Share capital structure and No-par Regime in Hong Kong
Physical or moral persons that created their own company in Hong Kong own share capital. These shares come with benefits and responsibilities.
A. Share capital definition and minimum shareholding
Firstly, it is important to understand what exactly is share capital.
- Share capital represents the total amount that the company actually receives from its shareholders as capital contribution[1]. This is the total amount of capital provided by all shareholders of the company in return of proportion of shares, possessed by each shareholder of the company. For Hong Kong companies, the type of share capital is Issued capital.
Most of companies incorporated in Hong Kong are companies limited by shares. A company limited by shares is a corporation. Like corporations in many other jurisdictions, the liability of a shareholder is limited to the amount unpaid on the shares held by that shareholder.
- Any Hong Kong company must have at least one shareholder. Except in certain regulated industries, there are no minimum requirements as to issued or paid-up share capital and it is possible to incorporate a company with HK$1 of issued and paid-up share capital. There are no consequences under Hong Kong tax laws for a Hong Kong registered company if it has a very small capitalization.
B. Share capital structure
Under the new Companies Ordinance, the share capital structure has become very flexible.
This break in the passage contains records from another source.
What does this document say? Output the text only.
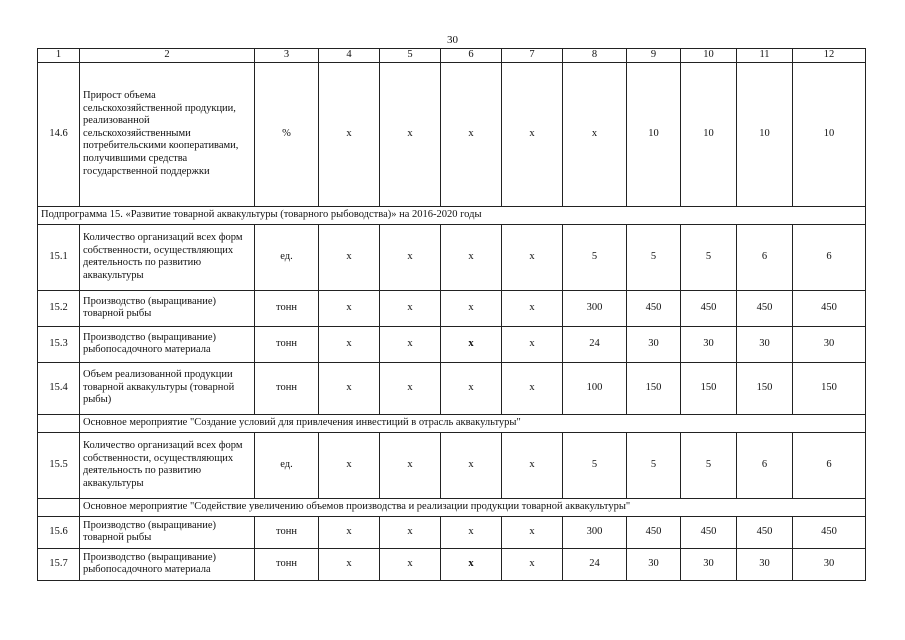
30
1	2	3	4	5	6	7	8	9	10	11	12
14.6	Прирост объема сельскохозяйственной продукции, реализованной сельскохозяйственными потребительскими кооперативами, получившими средства государственной поддержки	%	х	х	х	х	х	10	10	10	10
Подпрограмма 15. «Развитие товарной аквакультуры (товарного рыбоводства)» на 2016-2020 годы											
15.1	Количество организаций всех форм собственности, осуществляющих деятельность по развитию аквакультуры	ед.	х	х	х	х	5	5	5	6	6
15.2	Производство (выращивание) товарной рыбы	тонн	х	х	х	х	300	450	450	450	450
15.3	Производство (выращивание) рыбопосадочного материала	тонн	х	х	х	х	24	30	30	30	30
15.4	Объем реализованной продукции товарной аквакультуры (товарной рыбы)	тонн	х	х	х	х	100	150	150	150	150
	Основное мероприятие "Создание условий для привлечения инвестиций в отрасль аквакультуры"										
15.5	Количество организаций всех форм собственности, осуществляющих деятельность по развитию аквакультуры	ед.	х	х	х	х	5	5	5	6	6
	Основное мероприятие "Содействие увеличению объемов производства и реализации продукции товарной аквакультуры"										
15.6	Производство (выращивание) товарной рыбы	тонн	х	х	х	х	300	450	450	450	450
15.7	Производство (выращивание) рыбопосадочного материала	тонн	х	х	х	х	24	30	30	30	30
There is no par value, no currency restriction and no authorised share capital (maximum number of shares to be issued). Simply said, Hong Kong registered companies may issue any number of shares for any value and in any currencies.
Share capital structure is composed of issued capital that refers to the total value of the shares that are actually allotted.
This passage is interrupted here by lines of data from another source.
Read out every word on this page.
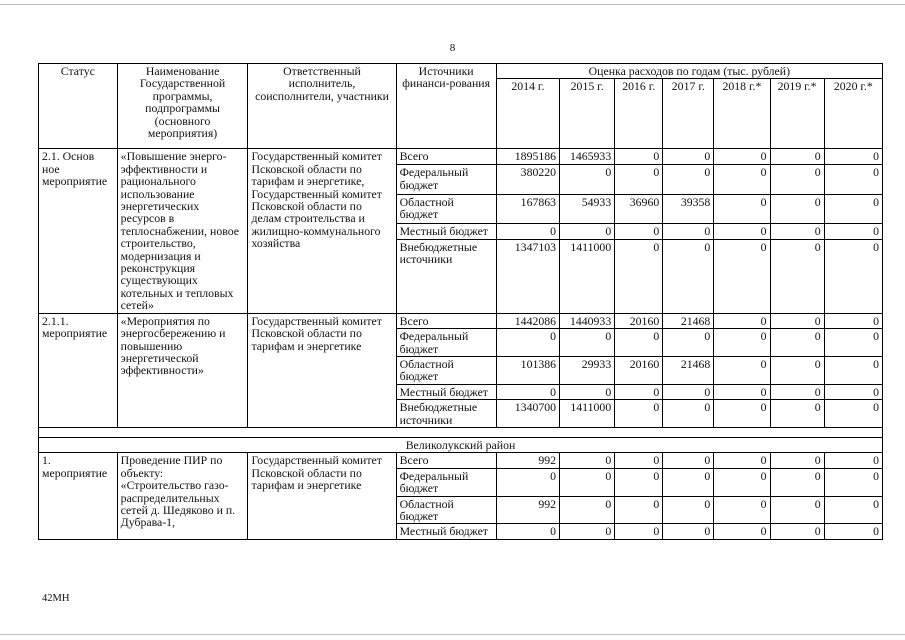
8
Статус	Наименование Государственной программы, подпрограммы (основного мероприятия)	Ответственный исполнитель, соисполнители, участники	Источники финанси-рования	Оценка расходов по годам (тыс. рублей)						
				2014 г.	2015 г.	2016 г.	2017 г.	2018 г.*	2019 г.*	2020 г.*
2.1. Основ ное мероприятие	«Повышение энерго-эффективности и рационального использование энергетических ресурсов в теплоснабжении, новое строительство, модернизация и реконструкция существующих котельных и тепловых сетей»	Государственный комитет Псковской области по тарифам и энергетике, Государственный комитет Псковской области по делам строительства и жилищно-коммунального хозяйства	Всего	1895186	1465933	0	0	0	0	0
			Федеральный бюджет	380220	0	0	0	0	0	0
			Областной бюджет	167863	54933	36960	39358	0	0	0
			Местный бюджет	0	0	0	0	0	0	0
			Внебюджетные источники	1347103	1411000	0	0	0	0	0
2.1.1. мероприятие	«Мероприятия по энергосбережению и повышению энергетической эффективности»	Государственный комитет Псковской области по тарифам и энергетике	Всего	1442086	1440933	20160	21468	0	0	0
			Федеральный бюджет	0	0	0	0	0	0	0
			Областной бюджет	101386	29933	20160	21468	0	0	0
			Местный бюджет	0	0	0	0	0	0	0
			Внебюджетные источники	1340700	1411000	0	0	0	0	0

Великолукский район										
1. мероприятие	Проведение ПИР по объекту: «Строительство газо-распределительных сетей д. Шедяково и п. Дубрава-1,	Государственный комитет Псковской области по тарифам и энергетике	Всего	992	0	0	0	0	0	0
			Федеральный бюджет	0	0	0	0	0	0	0
			Областной бюджет	992	0	0	0	0	0	0
			Местный бюджет	0	0	0	0	0	0	0
42МН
For example, if a company issues 1,000 shares at the value of HKD10 for each share, then the issued capital of that company will be HKD10,000 (1,000 x HKD10).
After the incorporation of the company, share capital can be increased by allotment. Such allotment of shares needs to obtain the approval from the existing shareholders. The shares of the company can also be transferred, however, it will be subject to stamp duty.
C. The No-par Regime
The abolition of par value for the shares of all Hong Kong companies has become effective upon beginning of the new Companies Ordinance on 3 March 2014.[2]
- Why did Hong Kong chose a “no-par” regime ?
Well, the short answer as mentioned above is simply to provide companies with more flexibility in structuring their share capital.
Nominal value (also known as “par value”) of shares is the minimum price at which shares can generally be issued. The new Companies Ordinance (Cap. 622) adopts a mandatory system of no-par for all Hong Kong companies having a share capital and retires the concept of par value for all shares.
It is now generally recognized that par value original purpose was to protect creditors and shareholders. However, in reality it can be misleading because the par value does not necessarily give an indication of the real value of the shares.
In other comparable common law jurisdictions, the idea of acceptance of no-par value shares is growing strongly. It is considered that replacing the concept of par creates an environment with greater clarity and simplicity and is more desirable for the international business community. For example, Australia, New Zealand and Singapore are other jurisdictions that have adopted mandatory no-par value shares.
D. What are the key changes related to this “no-par” regime in Hong Kong ?
Under the old Companies Ordinance (Cap. 32) companies incorporated in Hong Kong and having a share capital were required to have a par value attached to their shares. This represented the minimum amount at which a share could be issued.
Companies also had to declare in their Memorandum of Association the maximum amount of share capital that may be issued by the company (the requirement for “authorised share capital”).
The concept of share premium was introduced when the excess of the issue price of the share was superior to its par value. Under the previous Company Ordinance, share premium was something strictly regulated and many restrictions were attached to it.
Under the new Companies Ordinance, as a result of migration to mandatory no-par, relevant concepts such as par value, share premium, and requirement for authorised share capital are no longer necessary and were abrogated.
Hong Kong companies have now greater flexibility to alter their share capital in a no-par environment. For example, a company can allot and issue bonus shares without increasing its share capital (section 170 of the new CO). It can also capitalise its profits without issuing new shares etc.